Semantic Release Preview

Given a current version and conventional-commit list, suggest the next version.

Open tool

Overview

Enter a current version and paste a list of conventional commits since the last release; the tool suggests the next version following Semantic Versioning and Conventional Commits rules - patch for fix:, minor for feat:, major for any commit with ! or a BREAKING CHANGE: footer.

It's for maintainers running release-please, semantic-release, or any automated versioning pipeline who want to preview the next bump before pushing. Reach for it when validating a release PR's diff, deciding whether to land a feature now or wait for a major-version window, or training contributors on what their commit type means.

How it works

Semantic Versioning 2.0.0 declares three components: MAJOR.MINOR.PATCH. The bump rule for Conventional Commits is:

  • Any commit with ! after the type/scope or a BREAKING CHANGE: footer -> major bump.
  • Otherwise, any commit with type feat -> minor bump.
  • Otherwise, any commit with type fix -> patch bump.
  • Otherwise, no bump (chores, docs, refactors are version-neutral by default).
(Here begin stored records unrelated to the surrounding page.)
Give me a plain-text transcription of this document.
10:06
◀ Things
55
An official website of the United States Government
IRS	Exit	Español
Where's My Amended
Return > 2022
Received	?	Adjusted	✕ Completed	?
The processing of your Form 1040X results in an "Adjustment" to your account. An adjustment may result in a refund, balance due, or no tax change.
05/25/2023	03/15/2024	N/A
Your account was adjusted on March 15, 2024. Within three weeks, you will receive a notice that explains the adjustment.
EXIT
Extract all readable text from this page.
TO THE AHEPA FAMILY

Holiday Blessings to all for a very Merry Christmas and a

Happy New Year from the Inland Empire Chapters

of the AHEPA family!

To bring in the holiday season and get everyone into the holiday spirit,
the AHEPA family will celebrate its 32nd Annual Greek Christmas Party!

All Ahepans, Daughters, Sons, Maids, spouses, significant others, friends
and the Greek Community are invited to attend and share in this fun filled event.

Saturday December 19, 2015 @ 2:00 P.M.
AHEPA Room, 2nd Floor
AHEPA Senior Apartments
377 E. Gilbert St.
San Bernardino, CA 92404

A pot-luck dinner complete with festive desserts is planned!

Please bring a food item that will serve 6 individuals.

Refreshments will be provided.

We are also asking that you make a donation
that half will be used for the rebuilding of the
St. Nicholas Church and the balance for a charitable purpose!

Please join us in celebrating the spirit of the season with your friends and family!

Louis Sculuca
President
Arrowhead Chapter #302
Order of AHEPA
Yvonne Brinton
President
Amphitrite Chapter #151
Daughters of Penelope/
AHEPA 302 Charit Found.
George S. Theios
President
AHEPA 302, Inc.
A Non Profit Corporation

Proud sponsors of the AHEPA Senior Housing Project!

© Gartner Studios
The tool parses each commit line, classifies it, and reports the highest required bump. It mirrors the behaviour of semantic-release and release-please for predictable results.

Examples

  • Current 1.2.3 + a single fix:
    fix: handle null response
    -> next: 1.2.4
    
  • Current 1.2.3 + a feat:
    feat: add /api/v2/users
    -> next: 1.3.0
    
  • Current 1.2.3 + a breaking change:
    feat(api)!: rename /users to /accounts
    -> next: 2.0.0
    
  • Mixed:
    feat: add filter
    fix: typo
    chore: bump deps
    -> next: 1.3.0 (highest bump wins)
    

FAQ

Should chores trigger a release?

By default no - chore, docs, style, refactor, test don't bump versions. Some teams elect to release on refactor too; configure your release tool accordingly.

What about pre-1.0 versions?

SemVer treats 0.x as unstable - breaking changes commonly bump the minor version (0.1.x -> 0.2.0) rather than the major. Many release tools follow this convention for < 1.0.0.

Do revert: commits bump?

A revert should match the original change's bump level - if you reverted a feat, you're reverting a minor. Most tools treat revert as a patch by default; check your tool's docs.

Why is the bump higher than I expected?

A single BREAKING CHANGE footer anywhere in the commit list forces a major bump. Inspect each commit for ! markers or BREAKING CHANGE paragraphs.